In the segment on Indonesia, a shy, slight man talks about his family cutting up and eating an enemy. The story is so at odds with the innocent-looking man that you almost wonder whether he’s telling the camera what he thinks it wants to hear. Then there is one of Geyrhalter’s cuts on black that indicates a new take, and the man clarifies that this cannibalism happened in his grandmother’s time, and that nobody has eaten anybody else for generations.
Where is Elsewhere?
The word “elsewhere” implies a perspective on the part of the speaker. “Elsewhere” is not a neutral term. It implies there is an “I” who is “here” and not over there where “elsewhere” is. Did Geyrhalter attribute the fixed first-person position to himself, or to his Austrian audience? Does it matter?

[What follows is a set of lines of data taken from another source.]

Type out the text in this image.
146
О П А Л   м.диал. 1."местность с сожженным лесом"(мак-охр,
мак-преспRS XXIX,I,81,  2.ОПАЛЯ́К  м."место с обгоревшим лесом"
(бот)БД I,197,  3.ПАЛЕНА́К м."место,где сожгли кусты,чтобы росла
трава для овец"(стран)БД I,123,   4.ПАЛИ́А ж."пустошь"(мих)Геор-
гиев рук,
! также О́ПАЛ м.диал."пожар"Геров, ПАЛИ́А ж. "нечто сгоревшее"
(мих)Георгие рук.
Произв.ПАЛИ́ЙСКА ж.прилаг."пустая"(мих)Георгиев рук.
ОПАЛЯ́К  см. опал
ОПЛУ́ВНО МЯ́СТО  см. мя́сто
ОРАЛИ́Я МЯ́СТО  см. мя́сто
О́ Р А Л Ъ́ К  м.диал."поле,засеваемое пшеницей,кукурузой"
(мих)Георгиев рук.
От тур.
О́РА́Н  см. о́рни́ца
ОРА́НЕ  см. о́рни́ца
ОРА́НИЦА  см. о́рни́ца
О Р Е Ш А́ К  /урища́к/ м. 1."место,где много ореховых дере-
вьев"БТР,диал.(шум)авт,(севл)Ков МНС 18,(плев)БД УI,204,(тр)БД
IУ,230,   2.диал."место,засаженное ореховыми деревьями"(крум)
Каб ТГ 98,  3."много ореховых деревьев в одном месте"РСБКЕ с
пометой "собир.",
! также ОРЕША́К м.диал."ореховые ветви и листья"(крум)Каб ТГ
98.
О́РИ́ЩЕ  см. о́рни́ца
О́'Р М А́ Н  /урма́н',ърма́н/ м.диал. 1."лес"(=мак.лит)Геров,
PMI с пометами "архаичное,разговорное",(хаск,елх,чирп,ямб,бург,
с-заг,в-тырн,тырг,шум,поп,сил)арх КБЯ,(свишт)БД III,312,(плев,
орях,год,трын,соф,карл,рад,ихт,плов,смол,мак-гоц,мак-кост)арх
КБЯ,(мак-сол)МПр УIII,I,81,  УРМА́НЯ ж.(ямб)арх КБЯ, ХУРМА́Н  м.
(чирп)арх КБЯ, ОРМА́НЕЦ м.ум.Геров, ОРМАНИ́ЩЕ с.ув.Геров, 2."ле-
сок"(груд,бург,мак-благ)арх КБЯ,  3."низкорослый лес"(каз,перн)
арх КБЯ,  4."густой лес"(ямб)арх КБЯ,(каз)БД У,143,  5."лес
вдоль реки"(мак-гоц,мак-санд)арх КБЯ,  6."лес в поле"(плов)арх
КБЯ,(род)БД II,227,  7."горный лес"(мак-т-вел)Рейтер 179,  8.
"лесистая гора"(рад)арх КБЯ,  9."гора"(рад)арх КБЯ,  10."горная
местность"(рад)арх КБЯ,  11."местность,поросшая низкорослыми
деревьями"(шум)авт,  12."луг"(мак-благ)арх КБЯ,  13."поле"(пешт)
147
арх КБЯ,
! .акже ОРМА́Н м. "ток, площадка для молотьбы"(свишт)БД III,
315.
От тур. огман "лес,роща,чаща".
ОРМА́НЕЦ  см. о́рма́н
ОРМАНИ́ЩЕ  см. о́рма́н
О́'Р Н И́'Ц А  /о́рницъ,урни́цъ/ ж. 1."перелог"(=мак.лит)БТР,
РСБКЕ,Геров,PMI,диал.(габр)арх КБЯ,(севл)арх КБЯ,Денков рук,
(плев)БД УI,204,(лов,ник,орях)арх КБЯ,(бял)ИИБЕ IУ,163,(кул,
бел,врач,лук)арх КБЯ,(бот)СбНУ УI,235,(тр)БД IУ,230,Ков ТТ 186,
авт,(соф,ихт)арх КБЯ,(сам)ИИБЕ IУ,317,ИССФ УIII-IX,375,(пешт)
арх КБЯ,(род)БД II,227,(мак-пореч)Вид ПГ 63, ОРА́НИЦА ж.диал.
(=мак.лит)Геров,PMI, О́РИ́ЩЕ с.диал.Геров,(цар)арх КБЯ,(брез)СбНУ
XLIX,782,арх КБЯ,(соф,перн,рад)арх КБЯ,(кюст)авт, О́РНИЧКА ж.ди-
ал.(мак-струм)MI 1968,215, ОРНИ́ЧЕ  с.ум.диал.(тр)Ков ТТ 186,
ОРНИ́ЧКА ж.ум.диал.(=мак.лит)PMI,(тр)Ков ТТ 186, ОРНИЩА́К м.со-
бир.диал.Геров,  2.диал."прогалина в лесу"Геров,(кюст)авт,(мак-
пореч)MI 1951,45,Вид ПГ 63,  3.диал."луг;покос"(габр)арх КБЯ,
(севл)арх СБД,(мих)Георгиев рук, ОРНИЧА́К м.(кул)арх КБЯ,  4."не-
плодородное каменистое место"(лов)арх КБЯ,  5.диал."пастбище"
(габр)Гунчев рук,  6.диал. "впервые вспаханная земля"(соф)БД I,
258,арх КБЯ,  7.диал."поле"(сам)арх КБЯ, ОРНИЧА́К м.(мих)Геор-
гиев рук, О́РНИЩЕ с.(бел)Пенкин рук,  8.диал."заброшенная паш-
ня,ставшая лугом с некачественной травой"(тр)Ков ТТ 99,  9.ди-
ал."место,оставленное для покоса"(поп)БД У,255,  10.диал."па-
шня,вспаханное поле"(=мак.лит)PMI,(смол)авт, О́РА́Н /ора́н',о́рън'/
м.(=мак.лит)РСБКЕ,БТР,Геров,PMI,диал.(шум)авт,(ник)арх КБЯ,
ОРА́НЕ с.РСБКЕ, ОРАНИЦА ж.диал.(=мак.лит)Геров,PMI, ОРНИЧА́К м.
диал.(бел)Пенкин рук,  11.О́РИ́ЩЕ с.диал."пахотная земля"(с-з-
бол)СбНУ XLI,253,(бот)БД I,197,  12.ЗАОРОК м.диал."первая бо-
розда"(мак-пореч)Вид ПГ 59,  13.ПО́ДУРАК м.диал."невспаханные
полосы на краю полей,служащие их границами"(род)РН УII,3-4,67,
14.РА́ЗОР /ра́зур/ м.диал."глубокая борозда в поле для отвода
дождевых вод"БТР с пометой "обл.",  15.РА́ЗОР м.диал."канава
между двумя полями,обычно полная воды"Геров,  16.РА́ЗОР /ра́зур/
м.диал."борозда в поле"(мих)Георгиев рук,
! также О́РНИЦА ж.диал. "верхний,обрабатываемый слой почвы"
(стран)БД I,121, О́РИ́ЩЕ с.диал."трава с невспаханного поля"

I found myself wondering what qualified as that other “elsewhere” — is it geography? Or economics? I assumed it was geography at first, but there are segments set in Finland and Italy. Then again, they aren’t set in Helsinki and Rome but rather the northernmost part of Finland and with the struggling fishermen on Sardinia.
Maybe “elsewhere” is defined by poverty. Maybe it’s defined by remoteness. Or maybe it’s just wherever Geyrhalter could get plane tickets.
Not on this set.
Picture and Sound
Picture quality is excellent. My first thought when I saw the first shot was disappointment that the footage was shot on video and not film. But the quality of the HD video is surprisingly good, especially when you consider the year was 2000.
Sound quality is good, too, which is quite an accomplishment considering some of the adverse conditions under which the footage was taped.
How to Use This DVD
Split it up into two or more nights. Each segment is a predictable 20 minutes, so allot the right amount of time.